To understand the relationship between neural anatomy and behavior, the ultimate output of the nervous system, we performed a high-throughput, thermogenetic screen of 2,200 transgenic Drosophila lines from the Janelia GAL4 collection. Each GAL4 line drives expression in a different, sparse subset of neurons in the fly nervous system. Using genetic techniques, we selectively activated these sparse subsets of neurons, and measured the behavioral effects. We used JAABA and the Fly Bowl behavior assay described above to automatically measure the flies' locomotion and social behavior with breadth and depth. We recorded 20,000 videos of groups of flies freely behaving in an open-field walking arena, totaling ~400 TB of raw data. From the video, we tracked the flies' body and wing positions using our tracking software, Ctrax. We used JAABA to create 15 behavior classifiers (e.g. walking, chasing) that input trajectories from Ctrax and output predictions for each frame of each fly's behaviors (totaling ~175 billion annotations of behavior). For each line of flies, we computed ~200 behavior statistics, such as the fraction of time spent chasing, or average speed while walking, summarizing the behavioral effects of activating the targeted neurons in a concise, interpretable manner.

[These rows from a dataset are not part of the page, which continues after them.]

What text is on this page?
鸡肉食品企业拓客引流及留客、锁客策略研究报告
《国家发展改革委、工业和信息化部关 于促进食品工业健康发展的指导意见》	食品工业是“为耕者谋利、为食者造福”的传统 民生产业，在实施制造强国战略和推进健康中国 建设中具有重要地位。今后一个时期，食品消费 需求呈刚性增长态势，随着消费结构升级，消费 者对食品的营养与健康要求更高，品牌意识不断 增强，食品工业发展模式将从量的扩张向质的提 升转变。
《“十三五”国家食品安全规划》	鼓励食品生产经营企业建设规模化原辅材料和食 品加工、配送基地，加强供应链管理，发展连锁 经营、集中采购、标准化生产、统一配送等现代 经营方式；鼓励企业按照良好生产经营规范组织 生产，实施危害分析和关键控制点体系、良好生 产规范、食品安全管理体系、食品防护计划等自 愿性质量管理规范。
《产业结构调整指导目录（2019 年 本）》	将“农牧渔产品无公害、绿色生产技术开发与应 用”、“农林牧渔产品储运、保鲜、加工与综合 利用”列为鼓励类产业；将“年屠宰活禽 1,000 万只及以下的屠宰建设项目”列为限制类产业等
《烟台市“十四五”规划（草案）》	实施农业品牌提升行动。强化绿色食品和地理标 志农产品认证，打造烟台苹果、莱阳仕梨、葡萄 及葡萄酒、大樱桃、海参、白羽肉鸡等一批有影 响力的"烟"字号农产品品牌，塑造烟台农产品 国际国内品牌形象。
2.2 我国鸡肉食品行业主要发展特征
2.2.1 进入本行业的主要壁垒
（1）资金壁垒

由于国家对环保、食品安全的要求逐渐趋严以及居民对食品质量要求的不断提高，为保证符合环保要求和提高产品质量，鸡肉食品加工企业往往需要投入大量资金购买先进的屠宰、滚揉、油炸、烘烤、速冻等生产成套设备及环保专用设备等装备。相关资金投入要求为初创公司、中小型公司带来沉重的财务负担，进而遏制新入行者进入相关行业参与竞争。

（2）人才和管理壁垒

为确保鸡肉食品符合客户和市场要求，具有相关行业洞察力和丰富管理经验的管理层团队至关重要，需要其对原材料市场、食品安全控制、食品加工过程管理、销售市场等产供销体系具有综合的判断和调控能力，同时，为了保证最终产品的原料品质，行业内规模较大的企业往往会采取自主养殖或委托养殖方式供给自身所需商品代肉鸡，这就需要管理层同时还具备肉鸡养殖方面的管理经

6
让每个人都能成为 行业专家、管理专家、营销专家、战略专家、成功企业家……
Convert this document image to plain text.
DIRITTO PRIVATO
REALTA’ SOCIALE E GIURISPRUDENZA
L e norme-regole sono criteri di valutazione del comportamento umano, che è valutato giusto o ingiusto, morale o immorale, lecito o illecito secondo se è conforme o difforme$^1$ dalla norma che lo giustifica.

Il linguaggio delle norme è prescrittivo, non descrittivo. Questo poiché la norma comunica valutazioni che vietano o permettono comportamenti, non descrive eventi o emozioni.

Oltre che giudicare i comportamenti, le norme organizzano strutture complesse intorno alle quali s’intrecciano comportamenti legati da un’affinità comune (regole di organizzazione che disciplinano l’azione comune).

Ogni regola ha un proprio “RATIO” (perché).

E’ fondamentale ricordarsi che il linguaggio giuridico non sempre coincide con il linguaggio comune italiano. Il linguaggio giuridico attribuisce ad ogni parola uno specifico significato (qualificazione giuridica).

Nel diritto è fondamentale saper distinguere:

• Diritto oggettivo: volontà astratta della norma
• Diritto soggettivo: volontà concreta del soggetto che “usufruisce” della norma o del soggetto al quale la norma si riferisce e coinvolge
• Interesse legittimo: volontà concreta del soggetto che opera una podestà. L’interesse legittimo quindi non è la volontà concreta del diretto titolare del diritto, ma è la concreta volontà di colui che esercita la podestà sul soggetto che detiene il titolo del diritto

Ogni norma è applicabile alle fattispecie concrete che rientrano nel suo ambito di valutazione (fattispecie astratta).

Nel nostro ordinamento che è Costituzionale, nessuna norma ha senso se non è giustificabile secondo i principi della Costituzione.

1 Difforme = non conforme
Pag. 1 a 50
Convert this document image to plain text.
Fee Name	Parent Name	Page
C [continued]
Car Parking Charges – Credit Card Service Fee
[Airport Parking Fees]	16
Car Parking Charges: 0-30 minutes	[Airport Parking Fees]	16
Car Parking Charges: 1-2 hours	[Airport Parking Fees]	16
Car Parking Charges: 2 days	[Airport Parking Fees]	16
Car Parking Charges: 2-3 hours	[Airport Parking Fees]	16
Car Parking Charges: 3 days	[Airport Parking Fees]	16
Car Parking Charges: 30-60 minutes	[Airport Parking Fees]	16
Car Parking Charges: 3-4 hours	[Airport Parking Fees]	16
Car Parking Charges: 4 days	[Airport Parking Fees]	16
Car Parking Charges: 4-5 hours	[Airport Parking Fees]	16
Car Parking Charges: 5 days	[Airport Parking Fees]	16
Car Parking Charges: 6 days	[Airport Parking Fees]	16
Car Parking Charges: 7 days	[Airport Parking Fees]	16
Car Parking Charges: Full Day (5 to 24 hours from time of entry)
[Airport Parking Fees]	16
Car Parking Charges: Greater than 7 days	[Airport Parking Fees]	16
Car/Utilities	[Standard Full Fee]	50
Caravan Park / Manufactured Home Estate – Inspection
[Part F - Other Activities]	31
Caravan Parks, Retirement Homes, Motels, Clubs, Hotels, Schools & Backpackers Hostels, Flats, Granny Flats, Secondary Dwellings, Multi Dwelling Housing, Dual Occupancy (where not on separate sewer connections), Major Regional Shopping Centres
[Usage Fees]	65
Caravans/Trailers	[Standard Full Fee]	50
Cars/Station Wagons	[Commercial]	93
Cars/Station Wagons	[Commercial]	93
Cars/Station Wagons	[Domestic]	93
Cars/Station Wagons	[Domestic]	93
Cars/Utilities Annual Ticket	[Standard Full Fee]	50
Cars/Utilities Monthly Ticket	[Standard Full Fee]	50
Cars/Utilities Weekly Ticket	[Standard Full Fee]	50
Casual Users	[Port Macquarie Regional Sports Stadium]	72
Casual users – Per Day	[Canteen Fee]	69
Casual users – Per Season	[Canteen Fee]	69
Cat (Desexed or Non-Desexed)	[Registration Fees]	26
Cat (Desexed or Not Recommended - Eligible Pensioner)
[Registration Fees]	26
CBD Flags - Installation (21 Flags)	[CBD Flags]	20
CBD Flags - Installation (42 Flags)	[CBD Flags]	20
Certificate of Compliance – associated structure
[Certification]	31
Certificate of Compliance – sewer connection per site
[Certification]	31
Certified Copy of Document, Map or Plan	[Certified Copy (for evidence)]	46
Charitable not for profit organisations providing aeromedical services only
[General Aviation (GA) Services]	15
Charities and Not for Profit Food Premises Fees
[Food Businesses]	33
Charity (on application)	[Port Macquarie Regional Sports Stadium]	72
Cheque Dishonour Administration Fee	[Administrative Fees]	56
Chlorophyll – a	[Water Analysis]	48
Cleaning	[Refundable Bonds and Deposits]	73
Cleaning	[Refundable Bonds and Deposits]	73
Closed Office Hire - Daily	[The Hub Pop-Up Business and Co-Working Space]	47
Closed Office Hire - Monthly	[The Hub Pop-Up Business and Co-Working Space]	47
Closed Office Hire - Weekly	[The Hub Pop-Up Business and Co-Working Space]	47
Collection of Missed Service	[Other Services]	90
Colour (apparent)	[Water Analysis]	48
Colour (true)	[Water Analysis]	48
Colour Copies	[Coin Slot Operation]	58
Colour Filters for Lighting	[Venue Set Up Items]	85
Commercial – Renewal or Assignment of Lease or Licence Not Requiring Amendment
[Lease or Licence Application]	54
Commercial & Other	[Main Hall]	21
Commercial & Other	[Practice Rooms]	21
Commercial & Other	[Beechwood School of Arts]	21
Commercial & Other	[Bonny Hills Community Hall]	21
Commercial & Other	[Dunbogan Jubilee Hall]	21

Concurrent with our screen, the Janelia FlyLight project imaged the expression pattern of each GAL4 line, producing image stacks indicating which neurons are likely being activated in each line. By jointly analyzing these behavior and anatomy measurements, we created brain-behavior maps suggesting neural substrates for the generation and/or regulation of each behavior. This study is groundbreaking on two technological fronts. It represents the application of video-based behavior recognition to a highly phenotypically diverse data set of thousands of Drosophila genotypes, and the largest unbiased screen to assign function to neurons throughout the nervous system.